O filme opera tal dinâmica sem apelar ao esquemático e ao melodramático, construindo-a aos poucos, sem fornecer pistas fáceis ao espectador: há delicadeza e atenção aos detalhes, mas também brutalidade e atos com conseqüências perturbadoras, que não se justificam moralmente.

Para que tal empreitada tenha sucesso tanto a usual caracterização heróica do protagonista dá lugar ao retrato de um garoto frágil e vítima contumaz de bullying quanto, contrariando o arquétipo clássico do vampiro, a personagem Eli (Lina Leandersson) não é voltada prioritariamente à auto-satisfação por sangue e por eterna juventude (presa à satisfação da libido do ego, em terminologia freudiana), mas alguém que luta desesperadamente para preservar o ser que ama de sua própria necessidade hematológica.

A menção ao pai da psicanálise não é vã: Deixa Ela Entrar, um filme pleno de reflexões ora mais ora menos profundas concernentes à oposição entre pulsões de vida e pulsões de morte, é rico em leituras freudianas diversas. Mais um motivo para, como aponta Inagaki em um ótimo post, ao invés de rotulá-lo como filme de vampiro, parecer " mais adequado classificar Deixa Ela Entrar como um drama focado nos temas universais: amor e morte, desejo e destruição".

O ritmo da narrativa é descompassado, deixando ao espectador a tarefa de deduzir o que as elipses da montagem preferem não explicitar; sua decupagem combina amplos planos gerais da inóspita paisagem de inverno a planos fechados de interiores, com a fotografia explorando a brancura dominante da neve ou o tom pastel determinado pela direção de arte para as roupas e adornos – pontualmente contrastados ao vermelho vivo do sangue, como convém a filmes de vampiros.

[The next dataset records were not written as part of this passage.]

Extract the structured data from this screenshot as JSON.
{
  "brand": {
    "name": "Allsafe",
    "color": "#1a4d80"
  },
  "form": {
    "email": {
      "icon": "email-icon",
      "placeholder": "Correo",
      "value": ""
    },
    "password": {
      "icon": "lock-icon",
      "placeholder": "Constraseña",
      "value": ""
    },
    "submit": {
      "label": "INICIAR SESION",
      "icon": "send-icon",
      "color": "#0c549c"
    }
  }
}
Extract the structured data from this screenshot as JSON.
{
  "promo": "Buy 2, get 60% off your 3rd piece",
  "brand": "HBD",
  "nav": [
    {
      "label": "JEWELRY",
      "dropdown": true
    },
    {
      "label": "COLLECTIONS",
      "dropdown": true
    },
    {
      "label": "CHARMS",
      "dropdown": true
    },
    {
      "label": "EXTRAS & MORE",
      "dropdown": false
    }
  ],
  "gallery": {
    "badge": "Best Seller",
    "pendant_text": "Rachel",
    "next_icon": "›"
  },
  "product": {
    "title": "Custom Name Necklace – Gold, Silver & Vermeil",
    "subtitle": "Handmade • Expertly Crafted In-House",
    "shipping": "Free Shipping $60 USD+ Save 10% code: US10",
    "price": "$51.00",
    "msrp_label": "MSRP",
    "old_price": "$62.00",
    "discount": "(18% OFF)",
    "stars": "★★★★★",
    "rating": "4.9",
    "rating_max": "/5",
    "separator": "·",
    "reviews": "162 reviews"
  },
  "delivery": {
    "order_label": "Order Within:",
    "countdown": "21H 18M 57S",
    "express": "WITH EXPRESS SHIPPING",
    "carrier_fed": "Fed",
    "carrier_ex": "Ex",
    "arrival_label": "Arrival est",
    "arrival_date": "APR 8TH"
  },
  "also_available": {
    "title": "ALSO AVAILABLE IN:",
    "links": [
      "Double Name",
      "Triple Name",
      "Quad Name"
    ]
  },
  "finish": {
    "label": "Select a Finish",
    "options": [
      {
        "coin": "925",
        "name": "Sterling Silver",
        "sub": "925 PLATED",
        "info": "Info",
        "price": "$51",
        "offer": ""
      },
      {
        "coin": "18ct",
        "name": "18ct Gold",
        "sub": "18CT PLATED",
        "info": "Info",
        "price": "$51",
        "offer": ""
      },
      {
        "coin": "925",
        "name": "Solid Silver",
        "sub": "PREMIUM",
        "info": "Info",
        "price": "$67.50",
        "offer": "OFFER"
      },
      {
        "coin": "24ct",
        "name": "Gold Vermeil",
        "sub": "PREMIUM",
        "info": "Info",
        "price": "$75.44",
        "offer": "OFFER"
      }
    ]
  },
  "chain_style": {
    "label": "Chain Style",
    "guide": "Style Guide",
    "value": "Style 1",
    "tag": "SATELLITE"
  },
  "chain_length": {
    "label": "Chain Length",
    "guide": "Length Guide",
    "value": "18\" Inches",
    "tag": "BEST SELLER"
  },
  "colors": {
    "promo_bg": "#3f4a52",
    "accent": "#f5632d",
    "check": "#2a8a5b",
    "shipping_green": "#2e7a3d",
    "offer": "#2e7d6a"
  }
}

O aspecto político da narrativa, pouco observado pelos críticos mas fundamental no livro que deu origem ao filme, busca traçar um paralelo entre a dissipação da barreira entre vampiros e seres humanos (através da relação entre Oskar e Eli) e entre comunistas e capitalistas (através da indistinção do modo de vida dos suecos do extremo norte e de seus quase-vizinhos russos). Isto se verifica tanto em relação ao grupo de adultos medíocres e alcoólatras que servirá para aplacar – literalmente - a sede de sangue de Eli quanto ao grupo de bullyers ao qual adentra o rapagão sanguinolento cujos métodos desprovidos de qualquer ética prefiguram a irrupção das máfias soviéticas.

Mas um dos aspectos superlativos de Deixa Ela Entrar é justamente sua capacidade de abarcar diferentes temáticas sem deixar de produzir, na essência, uma reflexão acerca de questões metafísicas como o tempo, a juventude, a superação do velho pelo novo. E, como que a coroar tais conquistas, culmina num clímax final com sequências antológicas.

7 comentários:

Aline disse...

Boa análise a sua. Seria realmente difícil desvendar a mensagem política do filme ou será que, no fundo, não há mensagem alguma?

Maurício Caleiro disse...

Aline,

O filme funciona muito bem sem atenção aos aspectos políticos. Mas eles estão lá - e são essenciais ao livro em que foi baseado, do mesmo autor do roteiro de Deixa Ela Entrar.

iaiá disse...

me deu vontade de ver o filme e mais ainad de ler o livro. muito interessante

Maurício Caleiro disse...

É um filme que envolve aos poucos. Eu vi cansado e de mau humor, mas ao final adorei!

Hugo Albuquerque disse...

Maurício,

Interessante. Como eu faço para encontrar esse filme?

Maurício Caleiro disse...

Vi no cinema, Hugo.

Acho que ainda está em cartaz em SP.

Um abraço,
Maurício.

gilberto tedeia disse...

gostei da dica; quanto à pergunta do Hugo, não é difícil achá-lo para baixar, com legende embutida.